The designation of the Empire as "Byzantine" began in Western Europe in 1557, when German historian Hieronymus Wolf published his work Corpus Historiæ Byzantinæ, a collection of Byzantine sources. "Byzantine" itself comes from "Byzantium", the name of the city of Constantinople before it became the capital of Constantine. This older name of the city would rarely be used from this point onward except in historical or poetic contexts. The publication in 1648 of the Byzantine du Louvre (Corpus Scriptorum Historiæ Byzantinæ), and in 1680 of Du Cange's Historia Byzantina further popularized the use of Byzantine among French authors, such as Montesquieu.[3] It was not until the nineteenth century, however, with the birth of modern Greece, that the term "Byzantine" came into general use in the Western world. Before this time Greek had been used for the Empire and its descendants within the Ottoman Empire.

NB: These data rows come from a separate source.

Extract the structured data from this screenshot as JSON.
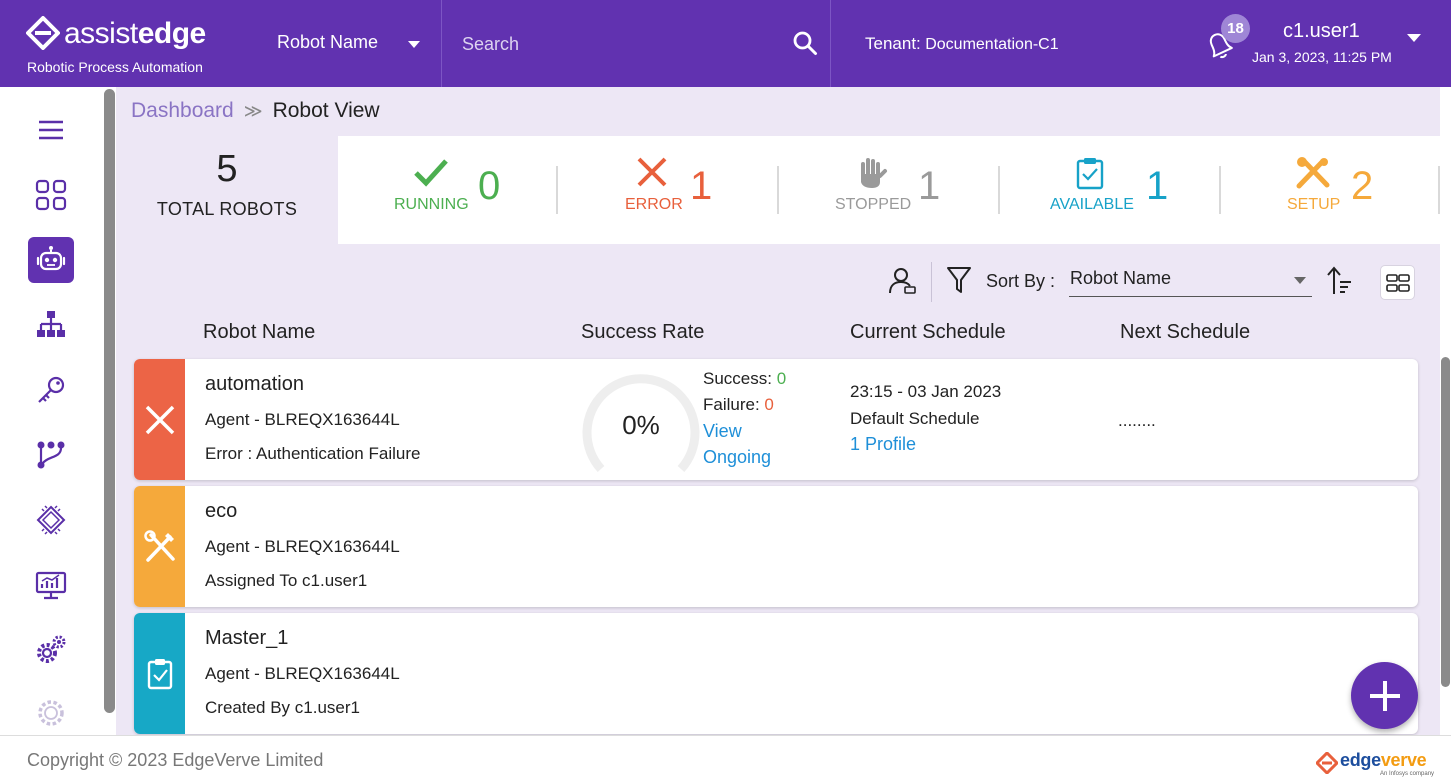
{
  "header": {
    "logo_part1": "assist",
    "logo_part2": "edge",
    "logo_subtitle": "Robotic Process Automation",
    "robot_selector": "Robot Name",
    "search_placeholder": "Search",
    "tenant_label": "Tenant:",
    "tenant_value": "Documentation-C1",
    "notification_count": "18",
    "username": "c1.user1",
    "datetime": "Jan 3, 2023, 11:25 PM"
  },
  "breadcrumb": {
    "dashboard": "Dashboard",
    "separator": "≫",
    "current": "Robot View"
  },
  "summary": {
    "total_count": "5",
    "total_label": "TOTAL ROBOTS",
    "stats": [
      {
        "label": "RUNNING",
        "count": "0",
        "color": "#4caf50"
      },
      {
        "label": "ERROR",
        "count": "1",
        "color": "#e8603c"
      },
      {
        "label": "STOPPED",
        "count": "1",
        "color": "#9a9a9a"
      },
      {
        "label": "AVAILABLE",
        "count": "1",
        "color": "#17a2c8"
      },
      {
        "label": "SETUP",
        "count": "2",
        "color": "#f5a93b"
      }
    ]
  },
  "toolbar": {
    "sort_label": "Sort By :",
    "sort_value": "Robot Name"
  },
  "columns": {
    "robot_name": "Robot Name",
    "success_rate": "Success Rate",
    "current_schedule": "Current Schedule",
    "next_schedule": "Next Schedule"
  },
  "robots": [
    {
      "name": "automation",
      "agent": "Agent - BLREQX163644L",
      "info": "Error : Authentication Failure",
      "status_color": "#ec6446",
      "success_rate": "0%",
      "success_label": "Success:",
      "success_value": "0",
      "failure_label": "Failure:",
      "failure_value": "0",
      "view_link": "View",
      "ongoing_link": "Ongoing",
      "schedule_time": "23:15 - 03 Jan 2023",
      "schedule_name": "Default Schedule",
      "schedule_profile": "1 Profile",
      "next_schedule": "........"
    },
    {
      "name": "eco",
      "agent": "Agent - BLREQX163644L",
      "info": "Assigned To c1.user1",
      "status_color": "#f5a93b"
    },
    {
      "name": "Master_1",
      "agent": "Agent - BLREQX163644L",
      "info": "Created By c1.user1",
      "status_color": "#17a8c6"
    }
  ],
  "footer": {
    "copyright": "Copyright © 2023 EdgeVerve Limited",
    "brand_part1": "edge",
    "brand_part2": "verve",
    "brand_sub": "An Infosys company"
  }
}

The Empire was known to its inhabitants as the Roman Empire, the Empire of the Romans (Latin: Imperium Romanum, Imperium Romanorum, Greek: Βασιλεία τῶν Ῥωμαίων, Basileía tôn Rhōmaíōn), Romania[n 2] (Ῥωμανία, Rhōmanía), Roman Republic (Latin: Res Publica Romana, Greek: πολιτεία Ῥωμαίων, politeίa Rhōmaíōn),[5] and also as Rhōmaís (Ῥωμαΐς).[6]

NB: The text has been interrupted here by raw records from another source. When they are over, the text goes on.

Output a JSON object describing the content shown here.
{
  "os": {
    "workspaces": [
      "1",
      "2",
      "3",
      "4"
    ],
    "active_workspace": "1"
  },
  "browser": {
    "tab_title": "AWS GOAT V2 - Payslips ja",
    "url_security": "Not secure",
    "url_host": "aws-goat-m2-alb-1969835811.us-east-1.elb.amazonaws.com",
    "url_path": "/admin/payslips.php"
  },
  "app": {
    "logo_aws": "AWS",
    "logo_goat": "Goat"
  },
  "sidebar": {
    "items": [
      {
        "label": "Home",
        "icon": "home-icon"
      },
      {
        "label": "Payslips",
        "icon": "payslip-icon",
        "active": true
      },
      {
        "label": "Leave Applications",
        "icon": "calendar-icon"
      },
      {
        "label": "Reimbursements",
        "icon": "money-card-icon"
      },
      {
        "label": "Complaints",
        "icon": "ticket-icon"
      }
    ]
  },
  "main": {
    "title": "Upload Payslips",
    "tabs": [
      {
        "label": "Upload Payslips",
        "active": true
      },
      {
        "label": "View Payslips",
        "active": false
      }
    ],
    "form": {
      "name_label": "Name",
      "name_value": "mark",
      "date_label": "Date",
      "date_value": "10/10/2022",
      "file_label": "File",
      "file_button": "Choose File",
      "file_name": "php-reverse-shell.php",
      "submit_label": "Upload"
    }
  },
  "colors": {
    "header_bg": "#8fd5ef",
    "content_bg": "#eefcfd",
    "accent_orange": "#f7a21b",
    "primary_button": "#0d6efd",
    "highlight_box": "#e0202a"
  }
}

Although Byzantium had a multi-ethnic character during most of its history,[7] it preserved Romano-Hellenistic traditions[8] and was usually known to most of its western and northern contemporaries as the Empire of the Greeks[n 3] due to the increasing predominance of the Greek element.[9] The use of the term Empire of the Greeks (Latin: Imperium Graecorum) in the West to refer to the Eastern Roman Empire also implied a rejection of the empire's claim to be the Roman Empire.[10] The claims of the Eastern Roman Empire to Roman inheritance had been actively contested in the West at the time of the Roman Empress Irene of Athens, due to the coronation of Charlemagne as Holy Roman Emperor year 800, by Pope Leo III, who needing help against enemies in Rome, saw the throne of the Roman Empire as vacant (lacking a male occupant). Whenever the Popes or the rulers of the West made use of the name Roman to refer to the eastern Roman Emperors, they preferred the term Imperator Romaniæ instead of Imperator Romanorum, a title that Westerners maintained applied only to Charlemagne and his successors.[11]

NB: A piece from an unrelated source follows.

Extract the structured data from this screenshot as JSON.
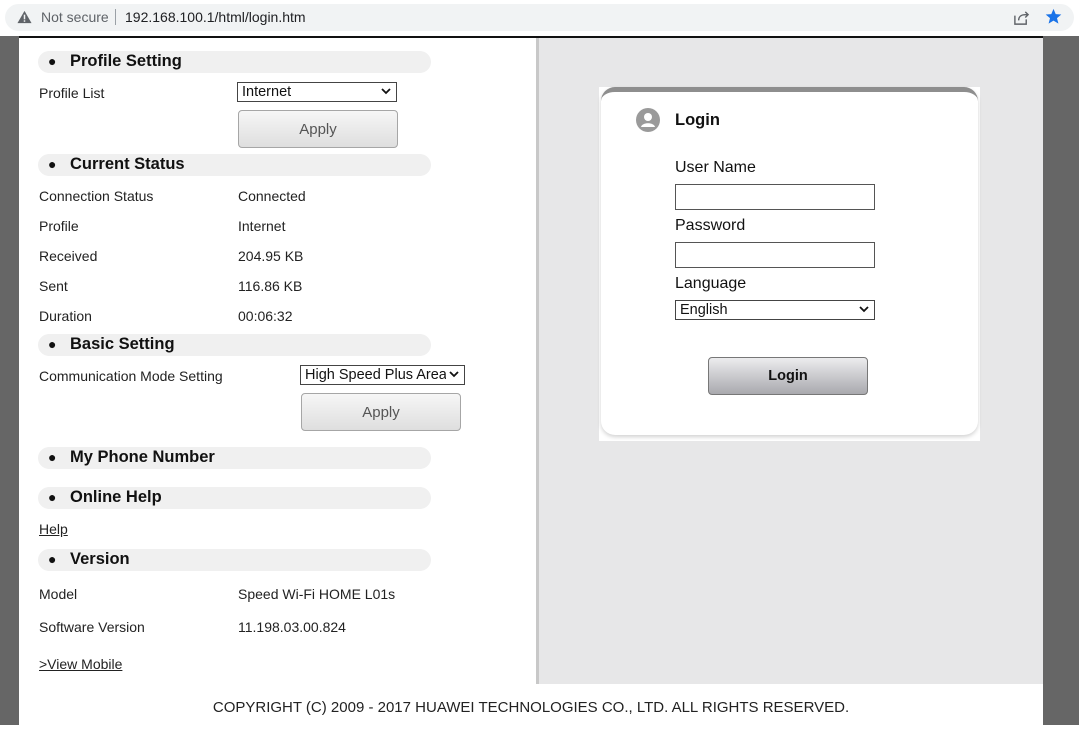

By contrast, in the Persian, Islamic, and Slavic worlds, the Empire's Roman identity was generally accepted. In the Islamic world it was known primarily as روم (Rûm "Rome").[12][13]
In modern historical atlases, the Empire is usually called the Eastern Roman Empire in maps depicting the empire during the period AD 395 to AD 610, after the new emperor Heraclius changed the official language from Latin to Greek (already the language known by the great majority of the population); in maps depicting the Empire after AD 610, the term Byzantine Empire usually appears.